Abstract

The eighth issue of Conversations is open-themed. Nonetheless, the articles gathered here coalesce around issues of feeling it. This is perhaps not altogether anomalous as all good writing is in some capacity a matter of feeling. But beginning with Andrew Norris, we are invited to consider how Cavell’s moods inflect not simply his writing, but from there, his world and possibly the world. Managing to maintain attachments to professional philosophy after explicitly describing the world in a mooded way is perhaps amongst Cavell’s notable (even Heideggarian) achievements. Next, Brad Tabas reminds us that our place in the universe costs money, is expensive—and that philosophy requires coming to terms with a mood of cannibalism that accompanies the stark realization and possibility that my voice or mood negates another’s. Philosophy or thinking or what have you quite possibly eats itself.

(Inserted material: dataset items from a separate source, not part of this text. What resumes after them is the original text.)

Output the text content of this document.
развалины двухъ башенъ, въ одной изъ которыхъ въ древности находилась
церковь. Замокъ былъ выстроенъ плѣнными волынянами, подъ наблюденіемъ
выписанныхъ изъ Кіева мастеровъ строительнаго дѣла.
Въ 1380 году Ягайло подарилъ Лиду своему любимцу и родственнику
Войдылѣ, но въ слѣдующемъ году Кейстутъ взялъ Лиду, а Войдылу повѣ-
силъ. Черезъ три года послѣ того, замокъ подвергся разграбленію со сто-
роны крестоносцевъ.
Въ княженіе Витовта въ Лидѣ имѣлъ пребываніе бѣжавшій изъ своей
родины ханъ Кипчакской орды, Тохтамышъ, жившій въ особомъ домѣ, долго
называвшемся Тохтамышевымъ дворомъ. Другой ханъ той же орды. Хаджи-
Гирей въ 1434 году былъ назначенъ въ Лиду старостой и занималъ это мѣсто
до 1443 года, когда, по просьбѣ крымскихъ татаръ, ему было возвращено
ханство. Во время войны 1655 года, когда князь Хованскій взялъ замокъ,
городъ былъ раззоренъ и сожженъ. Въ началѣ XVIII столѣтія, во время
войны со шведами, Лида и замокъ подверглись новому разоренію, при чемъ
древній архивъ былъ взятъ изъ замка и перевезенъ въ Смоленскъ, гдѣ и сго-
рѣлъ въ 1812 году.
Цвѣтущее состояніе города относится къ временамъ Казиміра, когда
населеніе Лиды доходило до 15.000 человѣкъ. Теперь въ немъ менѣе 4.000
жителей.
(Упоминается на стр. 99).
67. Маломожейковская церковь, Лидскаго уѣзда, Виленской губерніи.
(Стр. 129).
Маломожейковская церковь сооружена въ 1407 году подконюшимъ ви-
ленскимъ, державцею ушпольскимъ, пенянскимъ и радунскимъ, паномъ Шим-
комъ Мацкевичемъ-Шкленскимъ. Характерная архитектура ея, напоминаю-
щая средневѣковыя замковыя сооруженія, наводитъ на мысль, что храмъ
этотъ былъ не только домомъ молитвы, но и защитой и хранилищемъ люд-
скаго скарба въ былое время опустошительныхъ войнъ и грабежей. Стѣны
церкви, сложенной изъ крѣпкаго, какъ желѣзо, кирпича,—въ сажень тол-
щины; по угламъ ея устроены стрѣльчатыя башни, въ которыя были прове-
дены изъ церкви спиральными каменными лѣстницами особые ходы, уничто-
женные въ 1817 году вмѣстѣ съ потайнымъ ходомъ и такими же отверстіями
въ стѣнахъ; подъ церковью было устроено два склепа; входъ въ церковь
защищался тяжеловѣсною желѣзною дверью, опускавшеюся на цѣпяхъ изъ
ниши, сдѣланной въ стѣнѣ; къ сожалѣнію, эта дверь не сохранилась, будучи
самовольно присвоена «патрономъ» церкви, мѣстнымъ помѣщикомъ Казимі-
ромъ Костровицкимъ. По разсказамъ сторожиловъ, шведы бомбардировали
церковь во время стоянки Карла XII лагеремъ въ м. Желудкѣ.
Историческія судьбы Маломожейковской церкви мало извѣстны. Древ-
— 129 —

Michael McCreary notes a similar mood of failed catharsis in Dostoevsky’s Underground Man and by so doing, provides a sorely needed Cavellian commentary on the possibility of failed expression, of what happens when the costs of mooding the world results not in ordinary transcendence, but extraordinary rage. Charles Djordjevic looks to what one might perhaps term a Cavellian sense of “play” to deal with extraordinary railings. The move to take language on holiday, that is, is not indicative necessarily of Wittgensteinian error but perhaps a type of philosophical therapy afforded to human beings by virtue of (a Kierkegaardian) faith. Lucas Thompson more subtly exposes the lack of faith in contemporary treatment of Cavell’s philosophical work on film, exposing the naïve belief that takes Cavell to be naïve for not engaging forcefully enough in “ideology critique”; not only does Thompson champion Cavell’s genre of remarriage comedies in rebuttal, but he ably adds another film to the mix. Lastly, a welcome and spirited addendum concludes the issue in dialogic exchange. Two recently published Cavellian authors, Rex Butler and Catherine Wheatley, discuss how Cavell might be better integrated into a wider, more contentious, and certainly more mooded, world of gender and identity politics.